I am trying to find fixed points by optimization ...
	There are 30000 candidates
I am trying to filter out duplicate fixed points ...
	Found 1744 fixed points.
../_images/524b4110b160fc1e071a9b907854edd7a97169e52bc187e4aca3b424aa0c3a52.png ../_images/1425c54549f7dfec5994c1101871cd8830c09e79dcfd8a68c8c707fbb8e4a936.png

Fix the stimulus strength \(\mu_0 = 30\) Hz, vary the coherence \(c'\).

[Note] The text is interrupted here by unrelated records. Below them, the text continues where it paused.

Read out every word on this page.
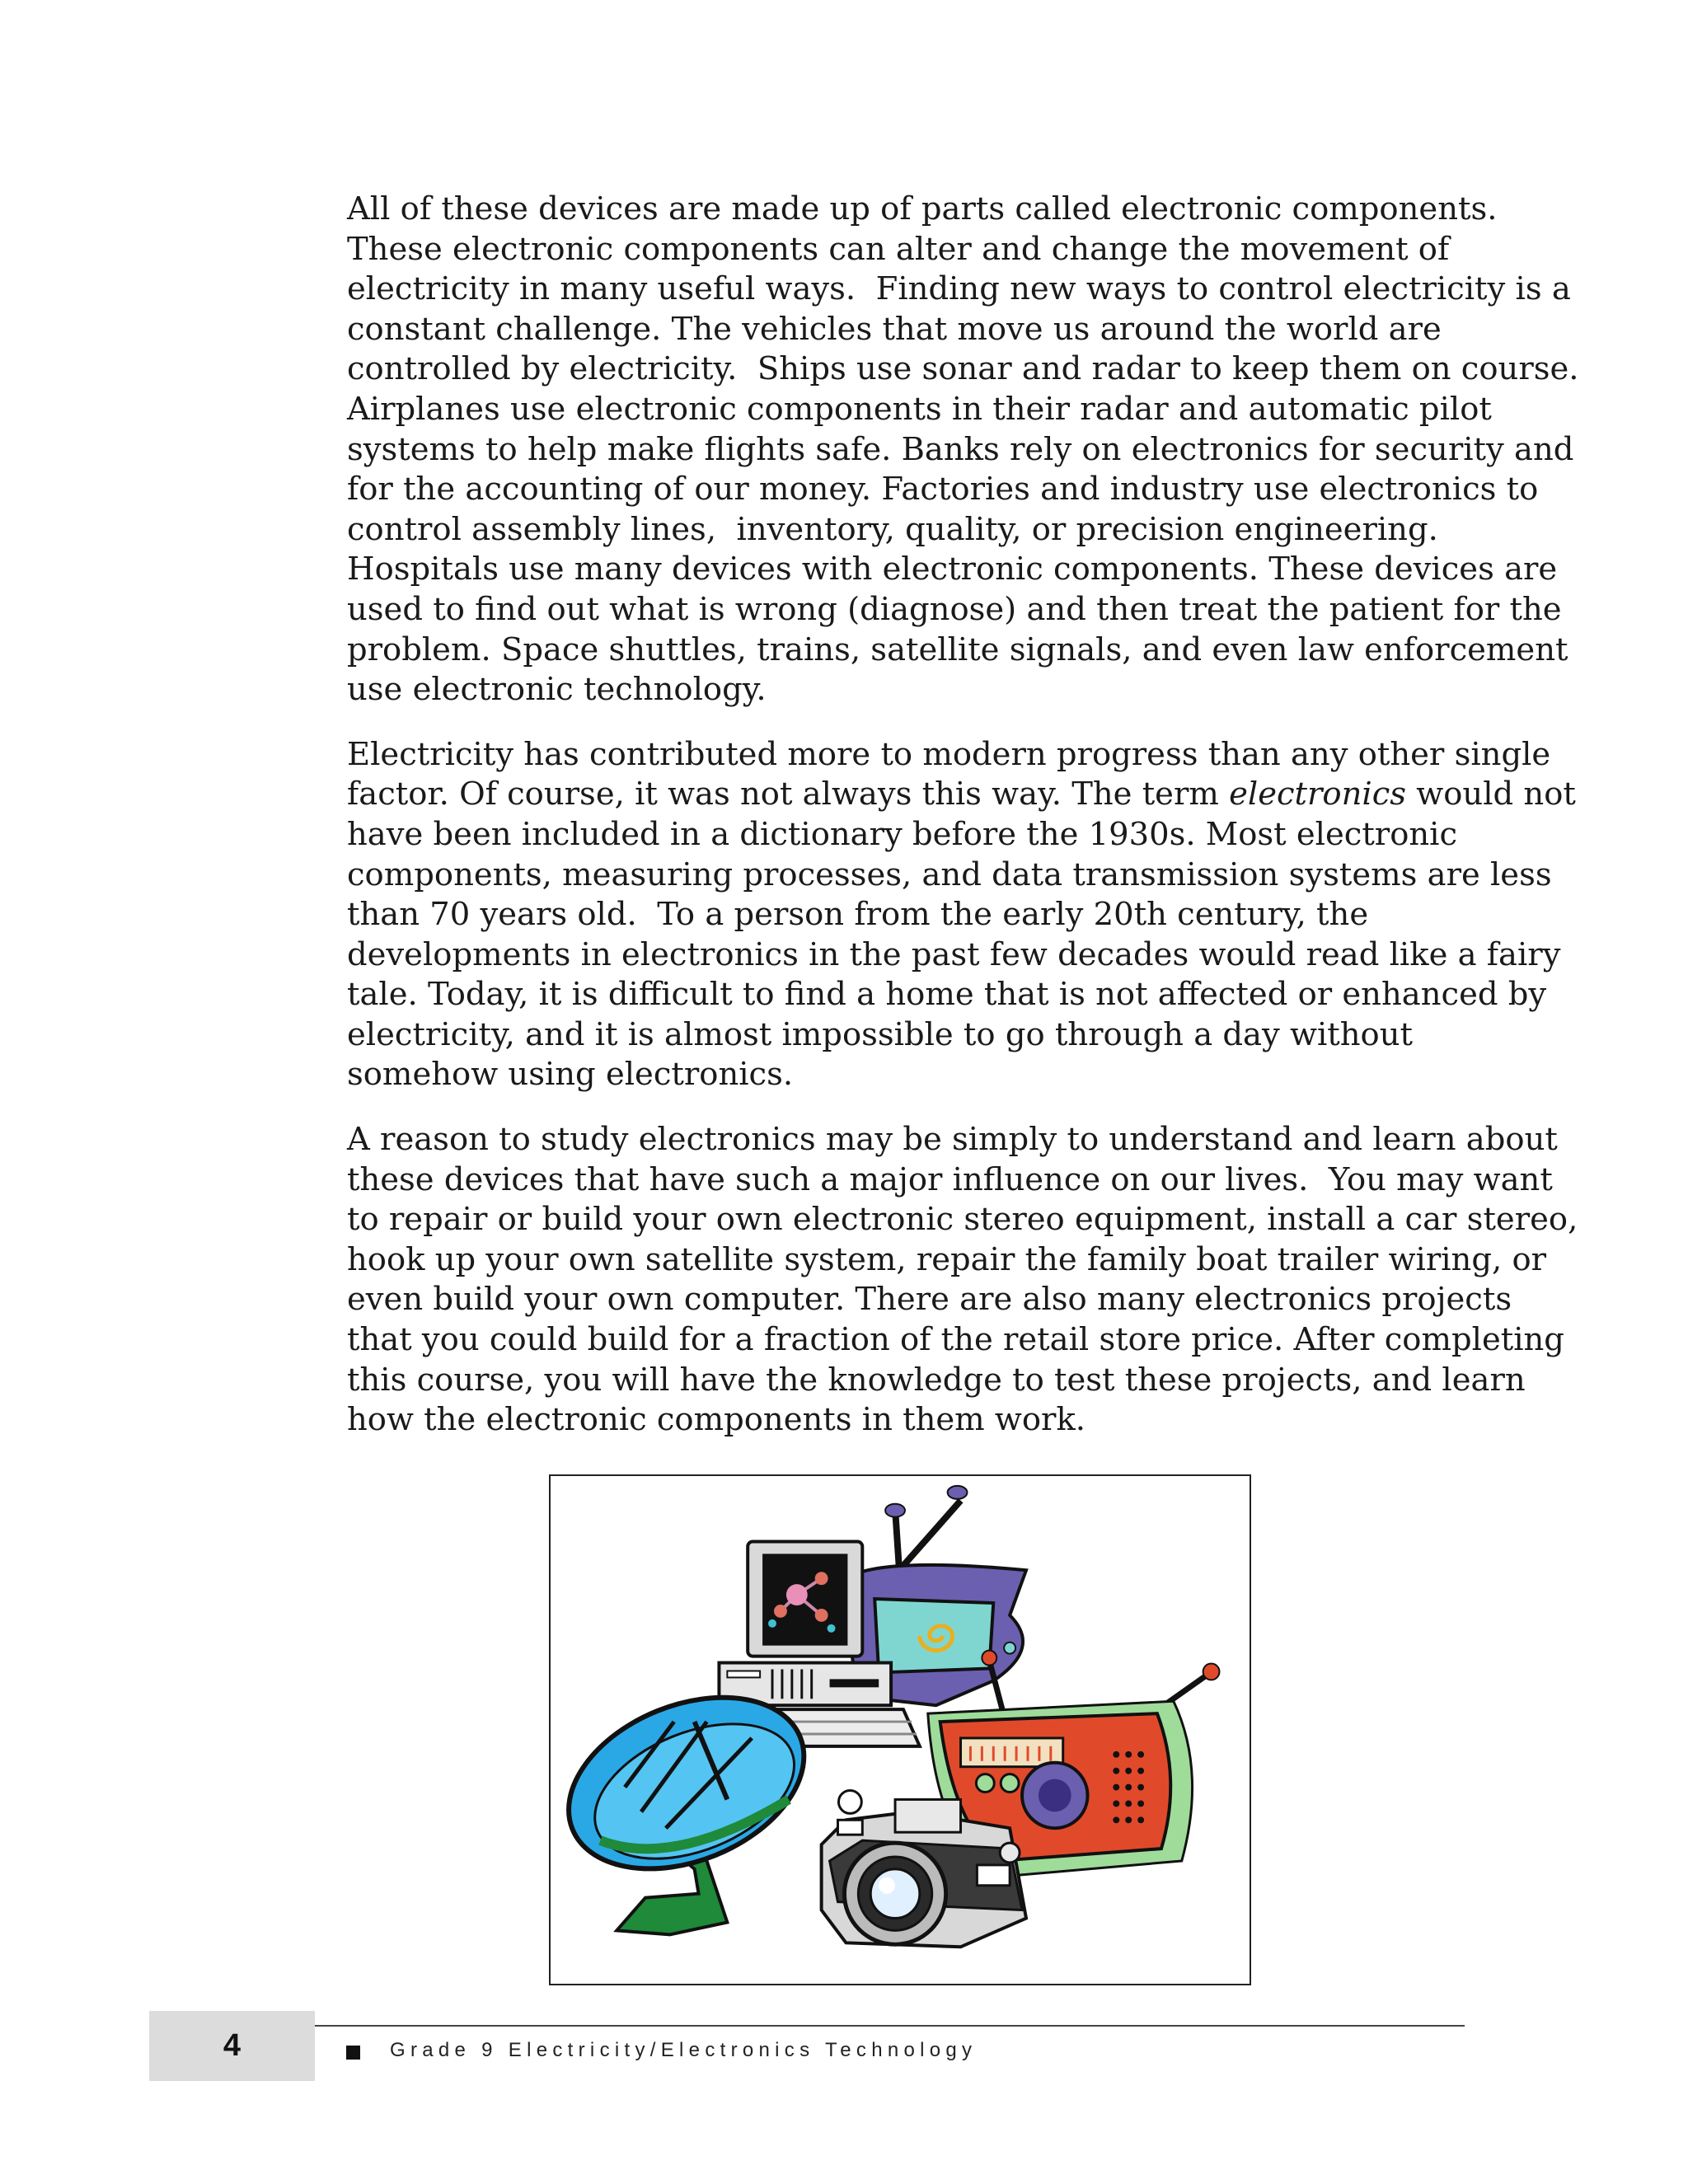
All of these devices are made up of parts called electronic components.
These electronic components can alter and change the movement of
electricity in many useful ways.  Finding new ways to control electricity is a
constant challenge. The vehicles that move us around the world are
controlled by electricity.  Ships use sonar and radar to keep them on course.
Airplanes use electronic components in their radar and automatic pilot
systems to help make flights safe. Banks rely on electronics for security and
for the accounting of our money. Factories and industry use electronics to
control assembly lines,  inventory, quality, or precision engineering.
Hospitals use many devices with electronic components. These devices are
used to find out what is wrong (diagnose) and then treat the patient for the
problem. Space shuttles, trains, satellite signals, and even law enforcement
use electronic technology.

Electricity has contributed more to modern progress than any other single
factor. Of course, it was not always this way. The term electronics would not
have been included in a dictionary before the 1930s. Most electronic
components, measuring processes, and data transmission systems are less
than 70 years old.  To a person from the early 20th century, the
developments in electronics in the past few decades would read like a fairy
tale. Today, it is difficult to find a home that is not affected or enhanced by
electricity, and it is almost impossible to go through a day without
somehow using electronics.

A reason to study electronics may be simply to understand and learn about
these devices that have such a major influence on our lives.  You may want
to repair or build your own electronic stereo equipment, install a car stereo,
hook up your own satellite system, repair the family boat trailer wiring, or
even build your own computer. There are also many electronics projects
that you could build for a fraction of the retail store price. After completing
this course, you will have the knowledge to test these projects, and learn
how the electronic components in them work.

4	Grade 9 Electricity/Electronics Technology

analyzer = bp.analysis.Bifurcation2D(
  model=[int_s1, int_s2],
  target_vars={'s1': [0., 1.], 's2': [0., 1.]},
  target_pars={'coh': [0., 1.]},
  pars_update={'mu': 30.},
  resolutions={'coh': 0.005},
)
analyzer.plot_bifurcation(num_rank=50)
analyzer.show_figure()
I am making bifurcation analysis ...
I am filtering out fixed point candidates with auxiliary function ...
I am trying to find fixed points by optimization ...
	There are 10000 candidates
I am trying to filter out duplicate fixed points ...
	Found 475 fixed points.
../_images/313efdf2ba974c8be8e23a253bad3c45d5c224a5784ab179a1d869beeb4c593e.png ../_images/04c53b0e20d99e55edb846e1a9e250388b22768d371934d03af1cf9209c0b93f.png

References#

[1] Wong K-F and Wang X-J (2006). A recurrent network mechanism for time integration in perceptual decisions. J. Neurosci 26, 1314-1328.